Daniel John Sobieski
Regarding Carolyn Armistead's Dec. 10 Opinion piece, "The truth about those Christmas letters": I've always understood Christmas letters to be the opportunity to tell everyone about the craziest stuff that has happened during the year. Like dad buying three blowguns and a crossbow at a flea market and then having an impromptu skirmish in the living room. Or the night on vacation when one brother had to make like Indiana Jones and scale the walls of the condo to get up to our balcony because he didn't know which door was ours but he recognized our towels hanging on the railings.
As for the bragging, I think it would be tolerated much more if the letters described the efforts that went into obtaining whatever it is that is being bragged about. As a hypothetical example: "Mary had her first book published just last month, and it is a good thing too, because we got pretty tired of shuttling her to and from the library so that she could research this or that, plus no one else got to check their e-mail for three whole months because she was always on the computer!"
This year my husband is obsessed with the idea of making a movie to mail to everybody in the form of a DVD. Oy! A letter I can dash out in a day or so. But a movie? (There is no way I'm still going to be doing these movies when we have children.) And now there are people you can hire to write your Christmas letters for you. Sheesh.

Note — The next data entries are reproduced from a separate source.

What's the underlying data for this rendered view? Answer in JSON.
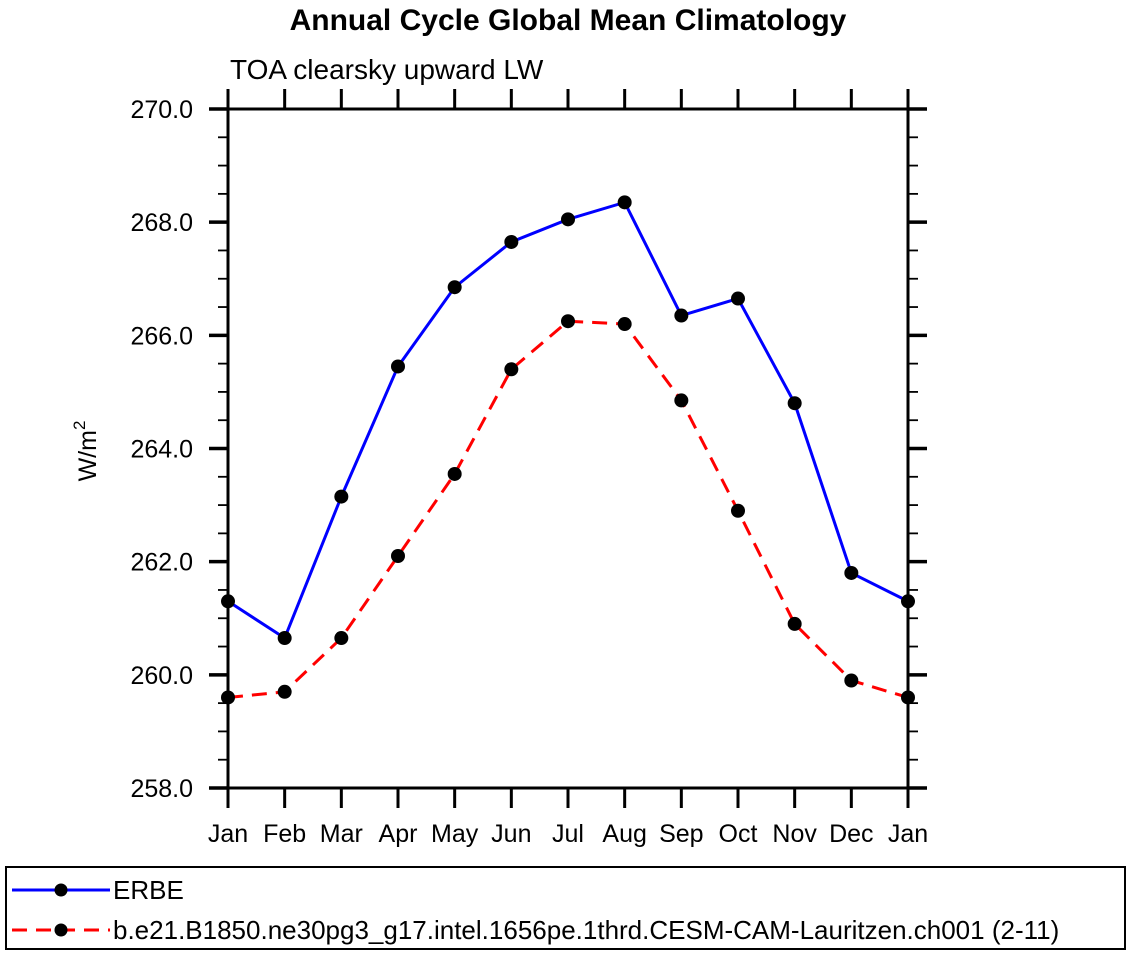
{
  "page": {
    "background": "#ffffff"
  },
  "chart_data": {
    "type": "line",
    "title": "Annual Cycle Global Mean Climatology",
    "subtitle": "TOA clearsky upward LW",
    "ylabel": "W/m²",
    "xlabel": "",
    "categories": [
      "Jan",
      "Feb",
      "Mar",
      "Apr",
      "May",
      "Jun",
      "Jul",
      "Aug",
      "Sep",
      "Oct",
      "Nov",
      "Dec",
      "Jan"
    ],
    "ylim": [
      258.0,
      270.0
    ],
    "ytick_major_step": 2.0,
    "ytick_minor_step": 0.5,
    "ytick_labels": [
      "258.0",
      "260.0",
      "262.0",
      "264.0",
      "266.0",
      "268.0",
      "270.0"
    ],
    "grid": false,
    "legend_position": "bottom-box",
    "axis_color": "#000000",
    "marker_color": "#000000",
    "series": [
      {
        "name": "ERBE",
        "color": "#0000ff",
        "line_style": "solid",
        "marker": "filled-circle",
        "values": [
          261.3,
          260.65,
          263.15,
          265.45,
          266.85,
          267.65,
          268.05,
          268.35,
          266.35,
          266.65,
          264.8,
          261.8,
          261.3
        ]
      },
      {
        "name": "b.e21.B1850.ne30pg3_g17.intel.1656pe.1thrd.CESM-CAM-Lauritzen.ch001 (2-11)",
        "color": "#ff0000",
        "line_style": "dashed",
        "marker": "filled-circle",
        "values": [
          259.6,
          259.7,
          260.65,
          262.1,
          263.55,
          265.4,
          266.25,
          266.2,
          264.85,
          262.9,
          260.9,
          259.9,
          259.6
        ]
      }
    ]
  }
}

The Dec. 7 article, "The Schoolhouses that Gates Built," appropriately commends the generous investment made by the Gates Foundation to improve America's high schools. However, the Ford Foundation has hardly "backed away" from the problems of inner city schools, as one commentator quoted in the article suggests.
In the past five years, we have spent more than $60 million in support of high- school reform in cities such as Newark, Houston, Atlanta, Columbus, and Los Angeles, and served as a donor to the Campaign for Fiscal Equity, which just won an unprecedented award of more than $5 billion for New York City school reform. Moreover, Ford has been a long-time funder of Middle College in Queens, N.Y., and we were pleased to be among the first philanthropic partners with Gates in the scaling up of the important model used at this college.